Here, ‘a’ is the coefficient of the quadratic term, ‘b’ is the coefficient of the linear term, and ‘c’ is a constant term. Quadratic functions create a parabolic curve when graphed, which can either open upwards or downwards.Understanding the shape of the parabola is crucial because it helps us to determine whether the quadratic function has a maximum or minimum value.
For example, in the problem of maximizing profit, the total profit function was simplified to:

• \(T(x) = -500x^2 + 77500x\)

The negative coefficient of the \(x^2\) term (-500) tells us that the parabola opens downwards, indicating that the quadratic function has a maximum value.This means that the maximum profit Bernardo can gain will be at the vertex of the parabola. The vertex can be found using the formula:

• \( x = -\frac{b}{2a}\)

which gives us the value of 'x' that maximizes the total profit.

Profit maximization is a crucial concept in business and economics. It involves determining the optimal level of output or input where profits are highest. In the context of quadratic functions, profit maximization often entails using calculus techniques to find the maximum point of a parabola.
For Bernardo's real estate development, the profit per house is \(47500\), but it decreases by \(500\) for each additional house built. The total profit is found by multiplying the number of houses (\( x \)) by the profit per house (\( P \)).

• You end up with the total profit function \( T(x) = x \times (47500 - 500(x - 60)) \).
• This simplifies to \( T(x) = 77500x - 500x^2 \), a quadratic function.

To find the number of houses that maximize the profit, you use the vertex formula for quadratics. Calculating the vertex gives you \( x = 77.5 \).
Since the number of houses must be an integer, you check both 77 and 78 houses. The total profit for both is the same, meaning Bernardo can build either 77 or 78 houses to maximize his profit.
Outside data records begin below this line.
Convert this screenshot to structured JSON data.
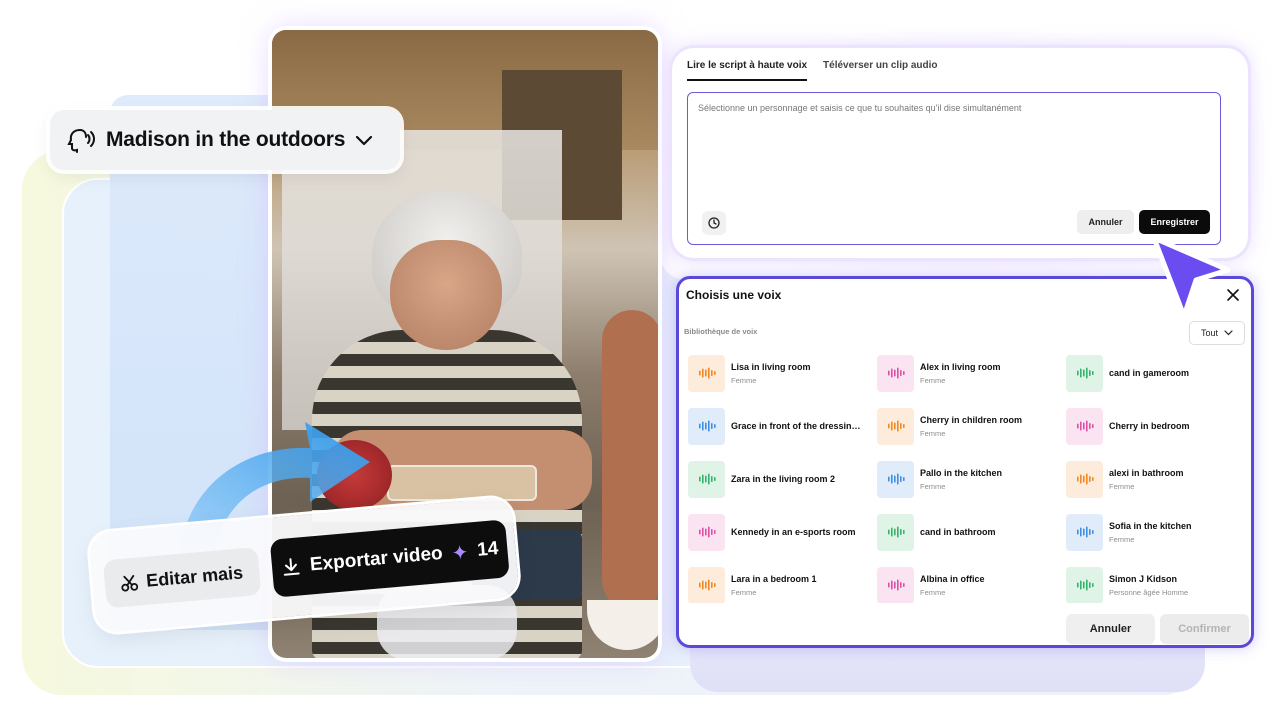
{
  "voice_pill": {
    "label": "Madison in the outdoors"
  },
  "actions": {
    "edit_label": "Editar mais",
    "export_label": "Exportar video",
    "export_credits": "14"
  },
  "script_panel": {
    "tabs": [
      {
        "label": "Lire le script à haute voix",
        "active": true
      },
      {
        "label": "Téléverser un clip audio",
        "active": false
      }
    ],
    "placeholder": "Sélectionne un personnage et saisis ce que tu souhaites qu'il dise simultanément",
    "cancel_label": "Annuler",
    "save_label": "Enregistrer"
  },
  "voice_dialog": {
    "title": "Choisis une voix",
    "library_label": "Bibliothèque de voix",
    "filter_value": "Tout",
    "cancel_label": "Annuler",
    "confirm_label": "Confirmer",
    "voices": [
      {
        "name": "Lisa in living room",
        "sub": "Femme",
        "color": "#f0891f",
        "bg": "#fdebdc"
      },
      {
        "name": "Alex in living room",
        "sub": "Femme",
        "color": "#e04fa6",
        "bg": "#fbe4f1"
      },
      {
        "name": "cand in gameroom",
        "sub": "",
        "color": "#36b36a",
        "bg": "#dff3e6"
      },
      {
        "name": "Grace in front of the dressing table",
        "sub": "",
        "color": "#3f8fe0",
        "bg": "#e1ecfb"
      },
      {
        "name": "Cherry in children room",
        "sub": "Femme",
        "color": "#f0891f",
        "bg": "#fdebdc"
      },
      {
        "name": "Cherry in bedroom",
        "sub": "",
        "color": "#e04fa6",
        "bg": "#fbe4f1"
      },
      {
        "name": "Zara in the living room 2",
        "sub": "",
        "color": "#36b36a",
        "bg": "#dff3e6"
      },
      {
        "name": "Pallo in the kitchen",
        "sub": "Femme",
        "color": "#3f8fe0",
        "bg": "#e1ecfb"
      },
      {
        "name": "alexi in bathroom",
        "sub": "Femme",
        "color": "#f0891f",
        "bg": "#fdebdc"
      },
      {
        "name": "Kennedy in an e-sports room",
        "sub": "",
        "color": "#e04fa6",
        "bg": "#fbe4f1"
      },
      {
        "name": "cand in bathroom",
        "sub": "",
        "color": "#36b36a",
        "bg": "#dff3e6"
      },
      {
        "name": "Sofia in the kitchen",
        "sub": "Femme",
        "color": "#3f8fe0",
        "bg": "#e1ecfb"
      },
      {
        "name": "Lara in a bedroom 1",
        "sub": "Femme",
        "color": "#f0891f",
        "bg": "#fdebdc"
      },
      {
        "name": "Albina in office",
        "sub": "Femme",
        "color": "#e04fa6",
        "bg": "#fbe4f1"
      },
      {
        "name": "Simon J Kidson",
        "sub": "Personne âgée Homme",
        "color": "#36b36a",
        "bg": "#dff3e6"
      }
    ]
  },
  "colors": {
    "dialog_border": "#5a49d8",
    "arrow": "#3fa4ee",
    "cursor": "#6a4cf0"
  }
}
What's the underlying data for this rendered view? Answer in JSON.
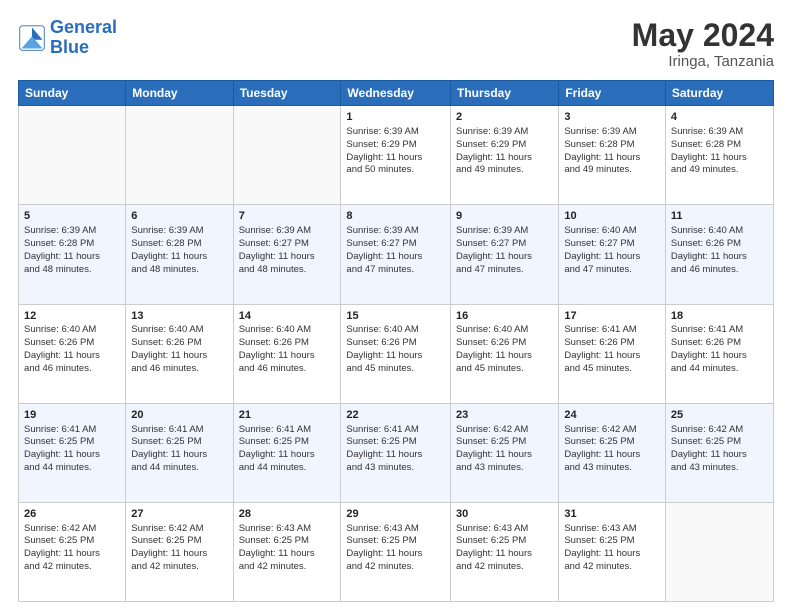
{
  "logo": {
    "line1": "General",
    "line2": "Blue"
  },
  "title": "May 2024",
  "location": "Iringa, Tanzania",
  "days_header": [
    "Sunday",
    "Monday",
    "Tuesday",
    "Wednesday",
    "Thursday",
    "Friday",
    "Saturday"
  ],
  "weeks": [
    [
      {
        "day": "",
        "info": ""
      },
      {
        "day": "",
        "info": ""
      },
      {
        "day": "",
        "info": ""
      },
      {
        "day": "1",
        "info": "Sunrise: 6:39 AM\nSunset: 6:29 PM\nDaylight: 11 hours\nand 50 minutes."
      },
      {
        "day": "2",
        "info": "Sunrise: 6:39 AM\nSunset: 6:29 PM\nDaylight: 11 hours\nand 49 minutes."
      },
      {
        "day": "3",
        "info": "Sunrise: 6:39 AM\nSunset: 6:28 PM\nDaylight: 11 hours\nand 49 minutes."
      },
      {
        "day": "4",
        "info": "Sunrise: 6:39 AM\nSunset: 6:28 PM\nDaylight: 11 hours\nand 49 minutes."
      }
    ],
    [
      {
        "day": "5",
        "info": "Sunrise: 6:39 AM\nSunset: 6:28 PM\nDaylight: 11 hours\nand 48 minutes."
      },
      {
        "day": "6",
        "info": "Sunrise: 6:39 AM\nSunset: 6:28 PM\nDaylight: 11 hours\nand 48 minutes."
      },
      {
        "day": "7",
        "info": "Sunrise: 6:39 AM\nSunset: 6:27 PM\nDaylight: 11 hours\nand 48 minutes."
      },
      {
        "day": "8",
        "info": "Sunrise: 6:39 AM\nSunset: 6:27 PM\nDaylight: 11 hours\nand 47 minutes."
      },
      {
        "day": "9",
        "info": "Sunrise: 6:39 AM\nSunset: 6:27 PM\nDaylight: 11 hours\nand 47 minutes."
      },
      {
        "day": "10",
        "info": "Sunrise: 6:40 AM\nSunset: 6:27 PM\nDaylight: 11 hours\nand 47 minutes."
      },
      {
        "day": "11",
        "info": "Sunrise: 6:40 AM\nSunset: 6:26 PM\nDaylight: 11 hours\nand 46 minutes."
      }
    ],
    [
      {
        "day": "12",
        "info": "Sunrise: 6:40 AM\nSunset: 6:26 PM\nDaylight: 11 hours\nand 46 minutes."
      },
      {
        "day": "13",
        "info": "Sunrise: 6:40 AM\nSunset: 6:26 PM\nDaylight: 11 hours\nand 46 minutes."
      },
      {
        "day": "14",
        "info": "Sunrise: 6:40 AM\nSunset: 6:26 PM\nDaylight: 11 hours\nand 46 minutes."
      },
      {
        "day": "15",
        "info": "Sunrise: 6:40 AM\nSunset: 6:26 PM\nDaylight: 11 hours\nand 45 minutes."
      },
      {
        "day": "16",
        "info": "Sunrise: 6:40 AM\nSunset: 6:26 PM\nDaylight: 11 hours\nand 45 minutes."
      },
      {
        "day": "17",
        "info": "Sunrise: 6:41 AM\nSunset: 6:26 PM\nDaylight: 11 hours\nand 45 minutes."
      },
      {
        "day": "18",
        "info": "Sunrise: 6:41 AM\nSunset: 6:26 PM\nDaylight: 11 hours\nand 44 minutes."
      }
    ],
    [
      {
        "day": "19",
        "info": "Sunrise: 6:41 AM\nSunset: 6:25 PM\nDaylight: 11 hours\nand 44 minutes."
      },
      {
        "day": "20",
        "info": "Sunrise: 6:41 AM\nSunset: 6:25 PM\nDaylight: 11 hours\nand 44 minutes."
      },
      {
        "day": "21",
        "info": "Sunrise: 6:41 AM\nSunset: 6:25 PM\nDaylight: 11 hours\nand 44 minutes."
      },
      {
        "day": "22",
        "info": "Sunrise: 6:41 AM\nSunset: 6:25 PM\nDaylight: 11 hours\nand 43 minutes."
      },
      {
        "day": "23",
        "info": "Sunrise: 6:42 AM\nSunset: 6:25 PM\nDaylight: 11 hours\nand 43 minutes."
      },
      {
        "day": "24",
        "info": "Sunrise: 6:42 AM\nSunset: 6:25 PM\nDaylight: 11 hours\nand 43 minutes."
      },
      {
        "day": "25",
        "info": "Sunrise: 6:42 AM\nSunset: 6:25 PM\nDaylight: 11 hours\nand 43 minutes."
      }
    ],
    [
      {
        "day": "26",
        "info": "Sunrise: 6:42 AM\nSunset: 6:25 PM\nDaylight: 11 hours\nand 42 minutes."
      },
      {
        "day": "27",
        "info": "Sunrise: 6:42 AM\nSunset: 6:25 PM\nDaylight: 11 hours\nand 42 minutes."
      },
      {
        "day": "28",
        "info": "Sunrise: 6:43 AM\nSunset: 6:25 PM\nDaylight: 11 hours\nand 42 minutes."
      },
      {
        "day": "29",
        "info": "Sunrise: 6:43 AM\nSunset: 6:25 PM\nDaylight: 11 hours\nand 42 minutes."
      },
      {
        "day": "30",
        "info": "Sunrise: 6:43 AM\nSunset: 6:25 PM\nDaylight: 11 hours\nand 42 minutes."
      },
      {
        "day": "31",
        "info": "Sunrise: 6:43 AM\nSunset: 6:25 PM\nDaylight: 11 hours\nand 42 minutes."
      },
      {
        "day": "",
        "info": ""
      }
    ]
  ]
}
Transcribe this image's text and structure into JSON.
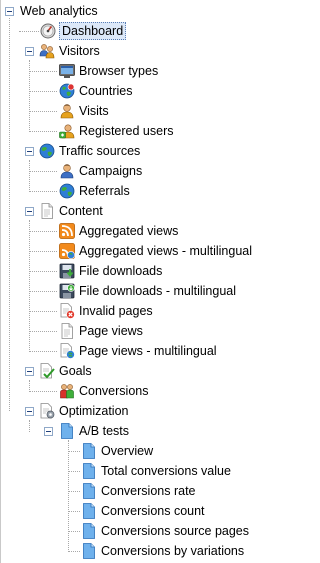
{
  "tree": {
    "root": {
      "label": "Web analytics"
    },
    "dashboard": {
      "label": "Dashboard",
      "icon": "dashboard-gauge-icon"
    },
    "visitors": {
      "label": "Visitors",
      "icon": "visitors-icon",
      "children": {
        "browser_types": {
          "label": "Browser types",
          "icon": "browser-icon"
        },
        "countries": {
          "label": "Countries",
          "icon": "globe-icon"
        },
        "visits": {
          "label": "Visits",
          "icon": "user-icon"
        },
        "registered_users": {
          "label": "Registered users",
          "icon": "user-add-icon"
        }
      }
    },
    "traffic_sources": {
      "label": "Traffic sources",
      "icon": "globe-icon",
      "children": {
        "campaigns": {
          "label": "Campaigns",
          "icon": "user-icon"
        },
        "referrals": {
          "label": "Referrals",
          "icon": "globe-icon"
        }
      }
    },
    "content": {
      "label": "Content",
      "icon": "document-icon",
      "children": {
        "aggregated_views": {
          "label": "Aggregated views",
          "icon": "rss-icon"
        },
        "aggregated_views_ml": {
          "label": "Aggregated views - multilingual",
          "icon": "rss-multilingual-icon"
        },
        "file_downloads": {
          "label": "File downloads",
          "icon": "file-download-icon"
        },
        "file_downloads_ml": {
          "label": "File downloads - multilingual",
          "icon": "file-download-multilingual-icon"
        },
        "invalid_pages": {
          "label": "Invalid pages",
          "icon": "invalid-page-icon"
        },
        "page_views": {
          "label": "Page views",
          "icon": "page-icon"
        },
        "page_views_ml": {
          "label": "Page views - multilingual",
          "icon": "page-multilingual-icon"
        }
      }
    },
    "goals": {
      "label": "Goals",
      "icon": "goals-check-icon",
      "children": {
        "conversions": {
          "label": "Conversions",
          "icon": "conversions-people-icon"
        }
      }
    },
    "optimization": {
      "label": "Optimization",
      "icon": "optimization-page-icon",
      "children": {
        "ab_tests": {
          "label": "A/B tests",
          "icon": "page-blue-icon",
          "children": {
            "overview": {
              "label": "Overview"
            },
            "total_conversions_value": {
              "label": "Total conversions value"
            },
            "conversions_rate": {
              "label": "Conversions rate"
            },
            "conversions_count": {
              "label": "Conversions count"
            },
            "conversions_source_pages": {
              "label": "Conversions source pages"
            },
            "conversions_by_variations": {
              "label": "Conversions by variations"
            }
          }
        }
      }
    }
  },
  "colors": {
    "selection_bg": "#dce8f8",
    "selection_border": "#5a7fb5",
    "tree_lines": "#a8a8a8",
    "toggle_border": "#8fa8c8"
  }
}
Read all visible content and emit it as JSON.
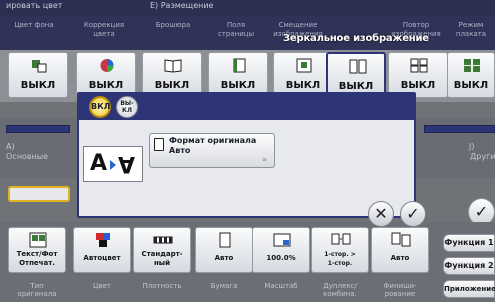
{
  "header": {
    "left_text": "ировать цвет",
    "section": "E)  Размещение"
  },
  "top_tabs": [
    "Цвет фона",
    "Коррекция\nцвета",
    "Брошюра",
    "Поля\nстраницы",
    "Смещение\nизображения",
    "Повтор\nизображения",
    "Режим\nплаката"
  ],
  "top_tiles": [
    {
      "label": "ВЫКЛ",
      "icon": "background-color-icon"
    },
    {
      "label": "ВЫКЛ",
      "icon": "color-adjust-icon"
    },
    {
      "label": "ВЫКЛ",
      "icon": "booklet-icon"
    },
    {
      "label": "ВЫКЛ",
      "icon": "page-margin-icon"
    },
    {
      "label": "ВЫКЛ",
      "icon": "image-shift-icon"
    },
    {
      "label": "ВЫКЛ",
      "icon": "mirror-image-icon"
    },
    {
      "label": "ВЫКЛ",
      "icon": "image-repeat-icon"
    },
    {
      "label": "ВЫКЛ",
      "icon": "poster-mode-icon"
    }
  ],
  "mid": {
    "left_label": "A)",
    "left_label2": "Основные",
    "right_label": "J)",
    "right_label2": "Другие"
  },
  "dialog": {
    "title": "Зеркальное изображение",
    "on_label": "ВКЛ",
    "off_label": "ВЫ-\nКЛ",
    "original_format_label": "Формат оригинала",
    "original_format_value": "Авто"
  },
  "bottom_tiles": [
    {
      "label": "Текст/Фот\nОтпечат.",
      "caption": "Тип\nоригинала",
      "icon": "original-type-icon"
    },
    {
      "label": "Автоцвет",
      "caption": "Цвет",
      "icon": "color-icon"
    },
    {
      "label": "Стандарт-\nный",
      "caption": "Плотность",
      "icon": "density-icon"
    },
    {
      "label": "Авто",
      "caption": "Бумага",
      "icon": "paper-icon"
    },
    {
      "label": "100.0%",
      "caption": "Масштаб",
      "icon": "zoom-icon"
    },
    {
      "label": "1-стор. >\n1-стор.",
      "caption": "Дуплекс/\nкомбина.",
      "icon": "duplex-icon"
    },
    {
      "label": "Авто",
      "caption": "Финиши-\nрование",
      "icon": "finishing-icon"
    }
  ],
  "side_buttons": [
    "Функция 1",
    "Функция 2",
    "Приложение"
  ]
}
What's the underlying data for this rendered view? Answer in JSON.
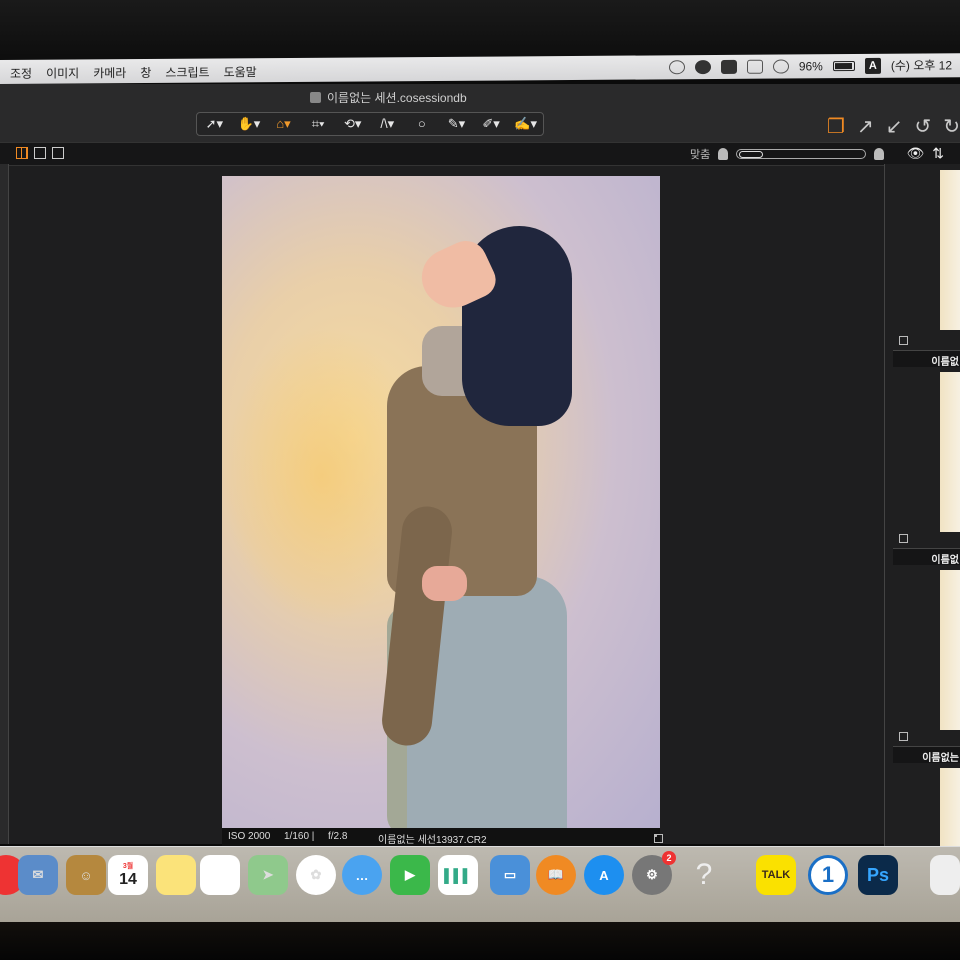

Derivatives are a fundamental tool in calculus that measure how a function changes as its input changes. They are particularly useful for finding maximum and minimum values of functions, which is essential for solving optimization problems.
In the case of maximizing profit with quadratic functions, the derivative helps find the critical points where the function could have a maximum or minimum.Let's break it down:

• Start by taking the derivative of the total profit function \(T(x) = 77500x - 500x^2\).
• The derivative, denoted \(T'(x)\), will tell you how the total profit changes as the number of houses changes.
• The derivative is \(T'(x) = 77500 - 1000x \).

To find the critical points, set the derivative to zero:

• \(77500 - 1000x = 0\)
• Solve for \(x\): \(x = \frac{77500}{1000} = 77.5\)

This shows that the maximum profit occurs when around 77.5 houses are built. Since we can't build a fraction of a house, we check both 77 and 78 to confirm the best integer value.
By using derivatives, you can systematically analyze how changes in variables affect the overall outcome, which is invaluable for optimization.